The Oregon cemetery holds graves for less than fifty families. On an average Sunday, thirty-five people from less than ten families attend services. Depending on the day of the month, the services are led by either a Baptist or Methodist minister. Though I didn’t grow up in Holmes County, I did grow up attending Sunday services, Thursday evening Bible studies, and any number of special events at Oregon. When there, I was surrounded by a true cloud of witnesses. This was the church my family had attended since the beginning of the twentieth century.
My parents were the first to move away from Holmes County. My own children spent far less time in Mississippi than I did. Everything in Mississippi was something of a mystery to them as the life they lived in the city suburbs was far removed from the life lived by those in Holmes County. To my daughters, Oregon Memorial Church is a place where funerals happen. Were it not for the stories passed down, they would have no idea of this old church meaning in the faith of their family.
When families lived in the same place for generations, the faith of the family was naturally shared. There was a shared community of faith where families worshiped, learned, celebrated, and even grieved together. Old country cemeteries testify of the closeness families shared from generation to generation. Today, generations are less likely to live in close proximity to one another. Even when they do, they may not worship together, or share regular times of fellowship. In a mobile, global community, parents must be more intentional than ever about sharing family stories of faith.
Logos Prep is made up of 312 families who attend ninety-nine different Christian churches. We are of one faith, consisting of many denominations. Christian denominations vary in beliefs and practices. They have differing leadership structures and vocabulary, but they celebrate one Triune God, the Great I Am.
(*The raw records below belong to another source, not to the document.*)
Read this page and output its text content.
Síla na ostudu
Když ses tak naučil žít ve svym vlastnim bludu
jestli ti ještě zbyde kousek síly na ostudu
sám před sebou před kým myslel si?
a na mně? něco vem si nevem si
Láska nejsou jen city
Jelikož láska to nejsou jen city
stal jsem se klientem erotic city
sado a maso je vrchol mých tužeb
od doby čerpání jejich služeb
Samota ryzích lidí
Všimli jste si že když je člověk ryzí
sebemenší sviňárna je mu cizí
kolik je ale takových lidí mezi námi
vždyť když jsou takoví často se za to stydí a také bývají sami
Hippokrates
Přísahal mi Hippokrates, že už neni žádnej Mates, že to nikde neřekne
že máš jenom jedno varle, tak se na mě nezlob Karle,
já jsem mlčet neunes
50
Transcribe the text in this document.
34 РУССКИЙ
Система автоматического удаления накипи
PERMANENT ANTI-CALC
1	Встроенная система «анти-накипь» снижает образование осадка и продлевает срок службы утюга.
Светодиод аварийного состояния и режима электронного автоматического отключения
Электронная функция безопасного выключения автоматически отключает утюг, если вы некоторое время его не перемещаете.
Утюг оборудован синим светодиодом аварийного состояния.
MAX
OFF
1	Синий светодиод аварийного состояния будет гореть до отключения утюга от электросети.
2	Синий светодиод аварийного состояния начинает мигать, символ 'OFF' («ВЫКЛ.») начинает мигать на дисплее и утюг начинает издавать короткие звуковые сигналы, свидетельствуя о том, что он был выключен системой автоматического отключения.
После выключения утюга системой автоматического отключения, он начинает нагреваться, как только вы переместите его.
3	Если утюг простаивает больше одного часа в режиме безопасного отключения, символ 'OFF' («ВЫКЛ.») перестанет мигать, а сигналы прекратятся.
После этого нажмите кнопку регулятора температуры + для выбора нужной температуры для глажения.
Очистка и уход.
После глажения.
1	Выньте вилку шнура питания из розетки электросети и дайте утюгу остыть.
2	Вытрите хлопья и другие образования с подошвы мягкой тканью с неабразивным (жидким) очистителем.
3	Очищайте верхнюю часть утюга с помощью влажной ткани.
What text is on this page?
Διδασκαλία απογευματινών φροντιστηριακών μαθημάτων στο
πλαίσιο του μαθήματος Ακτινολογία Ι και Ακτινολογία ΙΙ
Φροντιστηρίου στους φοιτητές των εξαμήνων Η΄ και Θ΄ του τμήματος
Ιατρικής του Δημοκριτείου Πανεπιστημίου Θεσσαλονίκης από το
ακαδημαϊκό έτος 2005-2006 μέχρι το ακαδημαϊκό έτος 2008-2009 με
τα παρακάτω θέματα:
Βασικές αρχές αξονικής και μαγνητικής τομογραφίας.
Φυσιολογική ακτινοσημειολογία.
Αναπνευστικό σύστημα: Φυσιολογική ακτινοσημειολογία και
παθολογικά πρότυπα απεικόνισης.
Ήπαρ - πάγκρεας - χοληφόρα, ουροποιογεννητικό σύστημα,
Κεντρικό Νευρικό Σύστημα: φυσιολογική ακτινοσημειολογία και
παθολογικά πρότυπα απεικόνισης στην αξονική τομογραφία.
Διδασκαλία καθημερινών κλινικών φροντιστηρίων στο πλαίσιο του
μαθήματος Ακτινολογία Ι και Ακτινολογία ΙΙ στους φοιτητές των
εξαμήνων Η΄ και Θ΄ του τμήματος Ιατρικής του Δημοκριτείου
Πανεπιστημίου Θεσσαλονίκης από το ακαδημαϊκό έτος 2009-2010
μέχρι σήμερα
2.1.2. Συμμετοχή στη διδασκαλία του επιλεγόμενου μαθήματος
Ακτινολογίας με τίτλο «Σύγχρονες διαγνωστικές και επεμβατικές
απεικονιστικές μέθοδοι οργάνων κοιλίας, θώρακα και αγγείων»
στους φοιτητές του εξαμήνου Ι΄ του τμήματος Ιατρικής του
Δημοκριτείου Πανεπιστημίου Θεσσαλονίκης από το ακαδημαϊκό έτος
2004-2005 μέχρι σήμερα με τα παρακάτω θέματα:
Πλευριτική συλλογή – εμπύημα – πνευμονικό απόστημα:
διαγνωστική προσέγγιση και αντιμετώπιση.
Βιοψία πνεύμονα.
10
The Logos Prep statement of faith consists of four truths.
-There is only one true God, existent in three persons: God the Father, God the Son, and God the Holy Spirit.
-The Bible is the inspired, infallible, inerrant Word of God that has no need of other documents to complete the gospel message.
-After the fall, Man became sinful and can only be saved by God through salvation in Jesus Christ.
-Jesus Christ, the Son of God, born of the Virgin Mary, led a sinless life, performed miracles, died on the cross for our sins, rose again from the dead, ascended to the right hand of God, and will come again to judge the living and the dead.
These are the unwavering tenants of the Christian faith. As we enter the second to last grading period of the 2018-19 year, we will examine these truths together. You will also be encouraged to share the stories of your faith with your children. Let us work together to be sure they feel the comfort of being surrounded by a great cloud of witnesses.